Pride and Prejudice and Female Friendship

Pride and Prejudice and Female Friendship

by Alice Xu

From being one of the most commonly read novels to having a wide variety of adaptations, Jane Austen’s Pride and Prejudice continues to have a strong influence on not just literature, but the world. With her keen insight into human behavior and ability to translate that onto paper, who could not find her works timeless?

I first learned about Austen through my friend, who recommended the 2005 film adaptation of Pride and Prejudice. I was enamored by every aspect of it—the breathtaking rural setting, the memorable characters, and the biting social commentary. Throughout Austen’s novel and all of its adaptations I have watched and read since then, I have noticed that feminism remains a dominant theme.

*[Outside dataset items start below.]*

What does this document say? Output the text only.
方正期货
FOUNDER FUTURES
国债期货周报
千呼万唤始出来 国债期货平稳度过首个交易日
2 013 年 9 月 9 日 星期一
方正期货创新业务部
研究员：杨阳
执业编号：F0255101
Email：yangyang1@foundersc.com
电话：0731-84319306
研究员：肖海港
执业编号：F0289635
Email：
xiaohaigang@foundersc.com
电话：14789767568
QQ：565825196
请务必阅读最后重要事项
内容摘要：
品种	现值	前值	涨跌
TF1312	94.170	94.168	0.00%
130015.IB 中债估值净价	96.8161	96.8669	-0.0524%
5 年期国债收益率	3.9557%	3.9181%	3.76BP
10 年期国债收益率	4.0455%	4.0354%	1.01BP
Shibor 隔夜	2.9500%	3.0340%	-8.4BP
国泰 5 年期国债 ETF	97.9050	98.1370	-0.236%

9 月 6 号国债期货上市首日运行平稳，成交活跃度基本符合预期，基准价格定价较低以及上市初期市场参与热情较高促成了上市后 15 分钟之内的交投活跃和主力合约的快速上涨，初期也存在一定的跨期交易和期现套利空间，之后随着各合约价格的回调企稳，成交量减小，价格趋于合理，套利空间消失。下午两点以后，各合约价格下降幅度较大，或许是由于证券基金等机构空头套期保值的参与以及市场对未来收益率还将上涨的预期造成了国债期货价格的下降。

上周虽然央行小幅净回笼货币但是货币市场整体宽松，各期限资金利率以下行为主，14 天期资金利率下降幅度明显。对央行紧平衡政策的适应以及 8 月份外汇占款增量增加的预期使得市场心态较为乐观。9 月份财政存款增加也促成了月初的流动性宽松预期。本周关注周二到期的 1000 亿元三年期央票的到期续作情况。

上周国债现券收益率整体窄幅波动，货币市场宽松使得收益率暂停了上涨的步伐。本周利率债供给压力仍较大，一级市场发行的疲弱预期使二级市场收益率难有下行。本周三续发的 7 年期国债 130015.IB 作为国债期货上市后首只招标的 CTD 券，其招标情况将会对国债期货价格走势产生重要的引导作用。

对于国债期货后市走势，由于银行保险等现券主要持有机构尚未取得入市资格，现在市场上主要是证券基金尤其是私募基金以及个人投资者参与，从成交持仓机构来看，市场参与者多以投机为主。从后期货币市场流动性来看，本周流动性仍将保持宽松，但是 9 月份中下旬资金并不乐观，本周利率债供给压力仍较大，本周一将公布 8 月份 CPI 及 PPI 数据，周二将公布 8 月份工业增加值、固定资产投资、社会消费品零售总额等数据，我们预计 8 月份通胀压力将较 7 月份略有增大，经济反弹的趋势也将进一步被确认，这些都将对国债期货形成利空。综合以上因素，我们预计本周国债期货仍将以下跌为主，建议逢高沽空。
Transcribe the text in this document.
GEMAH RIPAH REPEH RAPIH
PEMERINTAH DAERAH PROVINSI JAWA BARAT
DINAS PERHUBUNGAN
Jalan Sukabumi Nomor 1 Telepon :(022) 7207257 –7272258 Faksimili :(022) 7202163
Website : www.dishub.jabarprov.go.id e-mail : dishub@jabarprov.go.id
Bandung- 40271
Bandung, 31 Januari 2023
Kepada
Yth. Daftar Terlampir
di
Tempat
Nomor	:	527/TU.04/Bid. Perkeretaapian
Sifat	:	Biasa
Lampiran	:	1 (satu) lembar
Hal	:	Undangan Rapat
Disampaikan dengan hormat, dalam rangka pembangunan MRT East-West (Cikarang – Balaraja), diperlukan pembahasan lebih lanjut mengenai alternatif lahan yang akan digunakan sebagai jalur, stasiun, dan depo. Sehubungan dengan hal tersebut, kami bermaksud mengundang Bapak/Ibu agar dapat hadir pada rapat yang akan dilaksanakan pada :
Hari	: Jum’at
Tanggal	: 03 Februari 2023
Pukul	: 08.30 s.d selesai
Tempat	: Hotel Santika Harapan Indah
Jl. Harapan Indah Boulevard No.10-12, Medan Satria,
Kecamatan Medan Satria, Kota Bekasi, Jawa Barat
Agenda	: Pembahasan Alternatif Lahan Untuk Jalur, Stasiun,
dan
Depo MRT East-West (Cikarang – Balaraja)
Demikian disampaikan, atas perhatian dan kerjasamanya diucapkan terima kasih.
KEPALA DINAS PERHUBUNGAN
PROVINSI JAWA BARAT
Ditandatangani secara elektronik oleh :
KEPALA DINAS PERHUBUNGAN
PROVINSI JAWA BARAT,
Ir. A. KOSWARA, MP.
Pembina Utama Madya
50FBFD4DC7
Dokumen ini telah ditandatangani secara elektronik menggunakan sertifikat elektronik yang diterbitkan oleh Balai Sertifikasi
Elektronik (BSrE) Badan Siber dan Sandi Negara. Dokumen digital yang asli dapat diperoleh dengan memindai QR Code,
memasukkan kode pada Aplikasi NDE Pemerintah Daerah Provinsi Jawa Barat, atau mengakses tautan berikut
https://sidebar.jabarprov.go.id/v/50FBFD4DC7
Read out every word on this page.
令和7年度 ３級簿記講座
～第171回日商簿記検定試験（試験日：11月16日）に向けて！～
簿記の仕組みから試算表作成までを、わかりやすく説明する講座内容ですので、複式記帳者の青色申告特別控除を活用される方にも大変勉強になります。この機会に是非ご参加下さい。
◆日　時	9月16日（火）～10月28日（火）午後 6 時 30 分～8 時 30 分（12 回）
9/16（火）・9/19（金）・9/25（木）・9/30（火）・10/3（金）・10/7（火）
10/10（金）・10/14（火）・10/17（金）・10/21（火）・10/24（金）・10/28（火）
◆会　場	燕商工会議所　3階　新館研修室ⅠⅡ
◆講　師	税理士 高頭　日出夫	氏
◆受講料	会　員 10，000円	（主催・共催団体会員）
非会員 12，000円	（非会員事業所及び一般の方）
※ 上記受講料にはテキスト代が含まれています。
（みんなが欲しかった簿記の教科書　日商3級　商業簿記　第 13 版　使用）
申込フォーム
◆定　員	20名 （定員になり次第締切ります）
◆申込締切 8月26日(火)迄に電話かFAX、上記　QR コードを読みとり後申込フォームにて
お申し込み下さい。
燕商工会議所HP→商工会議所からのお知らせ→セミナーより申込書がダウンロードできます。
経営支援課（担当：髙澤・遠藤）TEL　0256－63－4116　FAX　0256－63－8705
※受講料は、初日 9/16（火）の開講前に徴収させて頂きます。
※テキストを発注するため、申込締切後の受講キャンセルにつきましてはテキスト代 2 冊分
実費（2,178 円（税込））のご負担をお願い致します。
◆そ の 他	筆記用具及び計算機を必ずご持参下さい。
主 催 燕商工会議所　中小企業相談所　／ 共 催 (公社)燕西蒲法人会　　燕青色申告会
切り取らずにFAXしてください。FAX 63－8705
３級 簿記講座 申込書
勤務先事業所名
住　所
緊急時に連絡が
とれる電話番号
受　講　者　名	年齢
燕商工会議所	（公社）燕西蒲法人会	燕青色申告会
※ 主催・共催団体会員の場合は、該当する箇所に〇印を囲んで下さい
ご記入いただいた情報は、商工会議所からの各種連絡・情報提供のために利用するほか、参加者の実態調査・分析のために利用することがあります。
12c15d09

As with many of her novels, Austen explores the dynamics and importance of female friendship. In Pride and Prejudice, we witness the deeply-rooted affection between Lizzy and Jane despite their opposing personalities. Once the Bennet family receives the letter regarding Bingley’s sudden departure from Hertfordshire, Lizzy questions her initial opinion of him while Jane tries to brush the incident off, to which the former consoles, “‘My dear Jane! …you are too good. Your sweetness and disinterestedness are really angelic… I feel as if I had never done you justice, or loved you as you deserve.’” Similarly, Lizzy’s friendship with Charlotte becomes strained when Charlotte decides to marry Collins, an action that does not bode well with her best friend’s romantic notions. Nevertheless, when the two meet again at the Parsonage, they quickly move on from the dispute and renew their friendship, “rejoicing at the sight of each other.” With the appeal of friendship, there was no point in brooding over the past.

While the connection between Lizzy and Lydia doesn’t receive much coverage in the novel, it does in the famous web series, The Lizzie Bennet Diaries, directed by Hank Green and Bernie Su, which preserves the importance of female solidarity. In the beginning, Lizzie (in reference to the web series’ spelling), harshly judges her sister, Lydia, but as the web series progresses, realizes how wrong she had been following the modernized version of the scandal. As Sarah Todd writes in her article, “The Lizzie Bennet Diaries and the Reclamation of Lydia Bennet,” “…the real love story of the series isn’t between Jane and Bing or Lizzie and Darcy. The Lizzie Bennet Diaries has been about sisterly love all along.”

What Austen has taught us through the female relationships she explores in Pride and Prejudice, and Hank Green and Bernie in The Lizzie Bennet Diaries—compassion and solidary—remains important. In a society that attempts to pit women against each other, learning from the relationships Austen explores would benefit us.